Vitelio agarró las correas de cuero que unían las esposas de hierro que llevaba el britano y tiró de él con brusquedad camino abajo, arrastrándolo salvajemente cuando tropezaba. Una vez dieron la vuelta a una curva y dejaron de ser vistos u oídos por la columna de prisioneros, Vitelio se detuvo y tiró del hombre para que se irguiera.

– Ahora ya puedes dejarte de teatro, tampoco te pegué tan fuerte.

– Lo suficiente, romano -gruñó el britano-. Y si algún día nos volvemos a encontrar, pagarás por ese golpe.

– Entonces tendré que asegurarme de que no nos volvamos a encontrar -replicó Vitelio, y desenvainó su daga. Levantó la punta de forma que apenas la anchura de un dedo la separaba de la garganta del britano. El britano no demostró ningún miedo, simplemente un frío desprecio por un enemigo que era capaz de hacer algo tan impropio de un hombre como amenazar a un prisionero maniatado. Vitelio ignoró la expresión del otro. Entonces la hoja bajó y cortó brevemente las correas hasta que se rompieron. Se distanció del liberado britano'.

– ¿Estás seguro de que te acuerdas del mensaje? -Sí. -Bien. Te mandaré a alguien cuando esté listo. Bueno pues. -Vitelio le dio la vuelta a la daga, la cogió por la hoja y se la tendió al otro hombre-. Hagámoslo bien.

El britano tomó el cuchillo, esbozó una lenta sonrisa y de pronto le dio una bofetada al tribuno con la mano que le quedaba libre. El tribuno cayó de rodillas con un gruñido sólo para que el britano lo volviera a levantar, le diera la vuelta y le pinchara con la punta de la hoja en la parte baja de la espalda.

– ¡Eh, tranquilo! -susurró Vitelio. -Tiene que ser convincente, ¿recuerdas?

Con un brazo que rodeaba firmemente la garganta del tribuno y el otro sosteniendo la daga contra la espalda de su antiguo captor, el britano lo empujó de vuelta por el sendero hacia la columna. Cuando el decurión se dio cuenta de la difícil situación en la que se encontraba su superior, se puso en pie apresuradamente.

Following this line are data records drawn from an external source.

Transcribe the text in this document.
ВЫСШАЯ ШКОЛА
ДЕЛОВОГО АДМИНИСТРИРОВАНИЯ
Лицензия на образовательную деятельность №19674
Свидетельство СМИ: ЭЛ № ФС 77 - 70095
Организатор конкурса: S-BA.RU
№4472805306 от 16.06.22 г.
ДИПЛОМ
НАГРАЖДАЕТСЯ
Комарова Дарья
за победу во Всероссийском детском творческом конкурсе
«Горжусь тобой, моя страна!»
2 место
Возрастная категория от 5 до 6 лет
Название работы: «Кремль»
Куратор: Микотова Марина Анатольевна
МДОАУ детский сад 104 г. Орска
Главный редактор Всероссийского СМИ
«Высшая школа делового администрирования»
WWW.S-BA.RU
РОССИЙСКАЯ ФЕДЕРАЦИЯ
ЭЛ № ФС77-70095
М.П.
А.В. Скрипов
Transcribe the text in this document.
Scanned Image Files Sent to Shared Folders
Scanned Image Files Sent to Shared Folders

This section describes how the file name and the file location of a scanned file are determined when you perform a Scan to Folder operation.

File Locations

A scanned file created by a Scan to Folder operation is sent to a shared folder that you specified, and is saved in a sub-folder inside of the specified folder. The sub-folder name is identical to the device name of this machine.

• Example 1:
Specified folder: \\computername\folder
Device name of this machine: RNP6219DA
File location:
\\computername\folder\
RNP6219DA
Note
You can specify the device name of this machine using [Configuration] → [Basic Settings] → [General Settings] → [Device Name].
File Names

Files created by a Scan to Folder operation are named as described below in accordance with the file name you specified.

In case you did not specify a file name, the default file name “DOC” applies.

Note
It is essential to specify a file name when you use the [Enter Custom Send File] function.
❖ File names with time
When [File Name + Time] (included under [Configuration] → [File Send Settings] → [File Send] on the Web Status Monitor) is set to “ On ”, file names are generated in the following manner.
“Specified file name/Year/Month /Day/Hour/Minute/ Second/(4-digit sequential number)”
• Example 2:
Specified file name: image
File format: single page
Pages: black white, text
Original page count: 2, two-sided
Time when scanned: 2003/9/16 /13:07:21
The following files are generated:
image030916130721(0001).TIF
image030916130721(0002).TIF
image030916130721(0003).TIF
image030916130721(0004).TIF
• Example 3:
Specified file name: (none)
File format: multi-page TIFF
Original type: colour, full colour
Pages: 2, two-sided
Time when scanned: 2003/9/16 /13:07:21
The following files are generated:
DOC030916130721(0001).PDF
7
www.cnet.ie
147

– ¡A las armas! -¡Deteneos! -consiguió decir Vitelio con voz ahogada--. ¡O me matará!

El decurión agitó los brazos hacia los soldados de caballería que se acercaban a toda prisa dispuestos a arrojar sus lanzas.

– ¡Alto! ¡Tiene al tribuno! -¡El caballo! -gritó el jefe britano-. Traedme su caballo.

¡Ahora! o morirá.

Vitelio dio un grito cuando la punta de la daga le pinchó la carne. Al oírlo, el decurión se dirigió a toda prisa hacia el caballo, lo desató y le ofreció las riendas al britano.

Los demás britanos se habían puesto en pie al ver el enfrentamiento y se estaban adelantando en tropel para verlo mejor, algunos profiriendo gritos de ánimo.

– ¡Que vuelvan a sentarse en el suelo! -bramó el decurión y, tras un momento de duda, los soldados de caballería hicieron retroceder a sus prisioneros como si fueran ganado.

el jefe no desaprovechó la oportunidad. Con una patada y un empujón, arrojó a Vitelio encima del decurión, cogió las riendas y subió al caballo de un salto. Se inclinó sobre el lomo del animal y con un feroz puntapié lo hizo volver a bajar por el sendero. Cuando el decurión volvió a tener los pies en el suelo, el britano ya había dado la vuelta a la curva y se había ido, y sólo persistía el sonido de los cascos del caballo apagándose poco a poco. Los demás britanos dieron gritos de entusiasmo.

– ¡Haced callar a ésos! -rugió el decurión antes de girarse para ayudar a Vitelio a ponerse en pie. Parecía estar afectado y asustado pero, aparte de eso, ileso.

– Le ha ido de un pelo, señor. -¿A él o a mí? -respondió Vitelio con amargura. El decurión era lo bastante inteligente como para no contestar.

– ¿Quiere que vaya tras él, señor? -No. No tiene sentido. Probablemente él sepa abrirse camino en la oscuridad mejor que nosotros. Por otro lado, no podemos permitirnos el lujo de mandar a ningún miembro de la escolta a una persecución desesperada. No, me temo que ha conseguido escapar.

– Tal vez se tropezará con algunos de los nuestros -dijo esperanzado el decurión.

– Lo dudo.

– Es una pena lo de su caballo, señor. -Sí, era una de mis mejores monturas. De todos modos, no es necesario que te preocupes por mí, decurión. Tomaré tu caballo hasta que lleguemos al campamento.